Constraints on the seasonal cycle of stratospheric water vapor using in situ measurements from the ER‐2 and a CO photochemical clock

Abstract

We use in situ measurements of CO obtained in the tropics from 1995 to 1997 on the NASA ER‐2 aircraft and a simple photochemical model to calculate the elapsed time between the entry of air into the stratosphere and the observation, which we define as the photochemical “age” of the air. Assuming this age represents the transit time of the air mass from a boundary at 390 K to its measured altitude, we calculate boundary condition values of CO2 derived from in situ measurements of this species from 400 to 480 K. We validate the approach by comparing these CO2 boundary values with an independent representation of the boundary condition from observations of CO2 in air that had recently entered the stratosphere (as indicated by simultaneous measurements of N2O, CO, and potential temperature). For five of the six flights, differences between CO2 boundary condition values determined using the photochemical age of the air and those derived from independent measurements can be accounted for with isentropic mixing of midlatitude stratospheric air into the tropics. Having validated the photochemical ages of the sampled stratospheric air, we use the same analysis of in situ water data to provide water vapor boundary condition values that constrain the seasonal cycle of water vapor entering the stratosphere.
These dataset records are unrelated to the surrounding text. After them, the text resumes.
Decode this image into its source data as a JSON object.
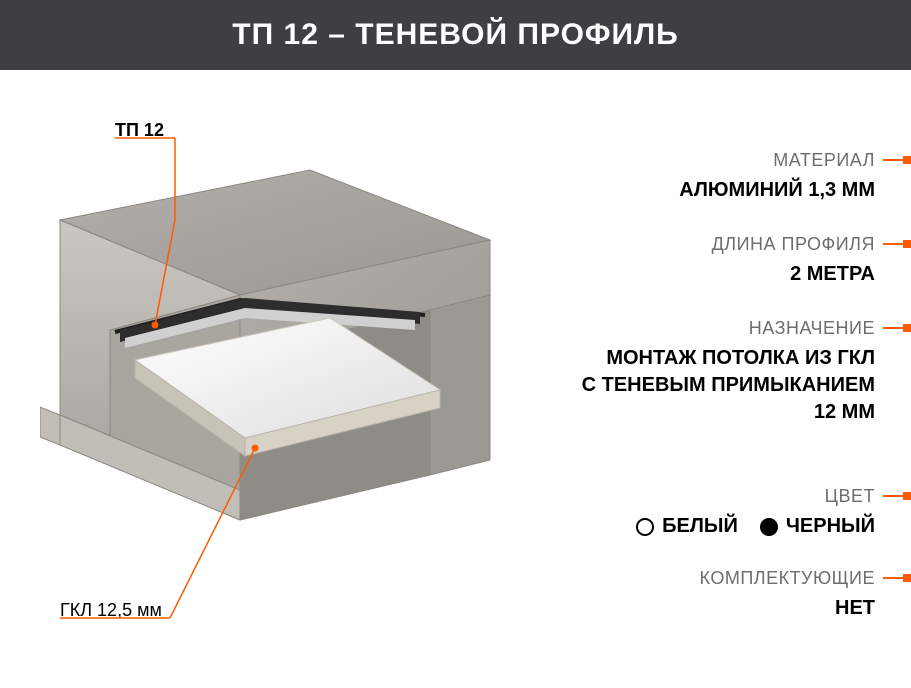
{
  "header": {
    "title": "ТП 12 – ТЕНЕВОЙ ПРОФИЛЬ",
    "bg_color": "#3c4042",
    "text_color": "#ffffff",
    "font_size": 30
  },
  "accent_color": "#ff5a00",
  "diagram": {
    "callout_top": "ТП 12",
    "callout_bottom": "ГКЛ 12,5 мм",
    "concrete_fill": "#b3b0ab",
    "concrete_stroke": "#8a8782",
    "panel_fill": "#f0f0f0",
    "panel_edge": "#d8d2c6",
    "panel_side": "#c8c3b8",
    "rail_dark": "#2d2d2d",
    "rail_light": "#d0d0d0",
    "shadow": "#1e1e1e",
    "leader_color": "#ff5a00"
  },
  "specs": [
    {
      "label": "МАТЕРИАЛ",
      "value": "АЛЮМИНИЙ 1,3 ММ"
    },
    {
      "label": "ДЛИНА ПРОФИЛЯ",
      "value": "2 МЕТРА"
    },
    {
      "label": "НАЗНАЧЕНИЕ",
      "value": "МОНТАЖ ПОТОЛКА ИЗ ГКЛ\nС ТЕНЕВЫМ ПРИМЫКАНИЕМ\n12 ММ"
    },
    {
      "label": "ЦВЕТ",
      "colors": [
        {
          "name": "БЕЛЫЙ",
          "hex": "#ffffff"
        },
        {
          "name": "ЧЕРНЫЙ",
          "hex": "#000000"
        }
      ]
    },
    {
      "label": "КОМПЛЕКТУЮЩИЕ",
      "value": "НЕТ"
    }
  ]
}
On the basis of these constraints we evaluate the seasonal cycle of entry‐level water vapor derived from tropical tropopause temperatures from the radiosonde network between 10°S and 10°N. We conclude that while average saturation mixing ratios provide a suitable boundary condition for water vapor entering the stratosphere, the uncertainties in saturation mixing ratios derived from radiosonde temperatures and the lack of coverage prevents distinguishing between ascent preferentially occurring over the western equatorial Pacific or throughout the tropics. With the assumption that vertical diffusion and midlatitude mixing have a negligible effect on the calculated age, ascent velocities can be inferred from the photochemical ages. These ascent velocities show a seasonal cycle that is inconsistent with our current understanding of the dynamics driving the stratospheric circulation and with independent estimates of tropical vertical ascent rates.